Spring promises
Bringing a beautiful, immersive installation to life for the Royal College of Music and RBG Kew.
Written in the dead of winter, it was hard to imagine how explosive and rejuvenated the spring landscape would become. Yet the composers’ transcendent pieces carried me into imagined candyfloss boughs and birdsong.
As I travelled down to experience the installation, I found myself reading Simon Armitage’s beautiful new anthology, Blossomise, commissioned by the National Trust, set to music by his folk band LYR, and illustrated by Angela Harding. There’s something heartening about these overlapping commissions across the third sector each nudging us to notice, and properly celebrate, this annual marvel. When life is so busy it would be easy to let it pass us by.
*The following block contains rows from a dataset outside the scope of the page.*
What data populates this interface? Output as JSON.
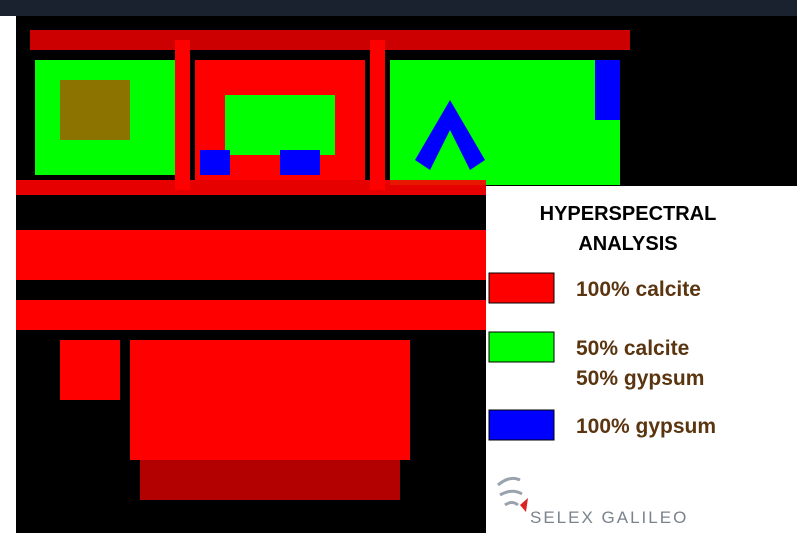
{
  "legend": {
    "title": [
      "HYPERSPECTRAL",
      "ANALYSIS"
    ],
    "items": [
      {
        "color": "#ff0000",
        "lines": [
          "100% calcite"
        ]
      },
      {
        "color": "#00ff00",
        "lines": [
          "50% calcite",
          "50% gypsum"
        ]
      },
      {
        "color": "#0000ff",
        "lines": [
          "100% gypsum"
        ]
      }
    ]
  },
  "logo": {
    "text": "SELEX GALILEO"
  }
}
I’ve been navigating some difficult personal ground this season. In February, I suffered a serious dog attack to my face, resulting in five days in hospital and multiple plastic surgeries. It’s left me looking at spring through a slightly altered lens. I’m mindful of how impossible it once felt to picture blossom in full bloom; when the trees were stripped back, and central heating strained against the cold spells. And yet here it is again: fleeting, luminous, unapologetically alive.
If the spring boughs and these unfolding compositions remind me of anything, it’s this: that those glad-to-be-alive breathtakingly beautiful moments will always return, often astonishing us; and that all things, even the hardest of them, will pass.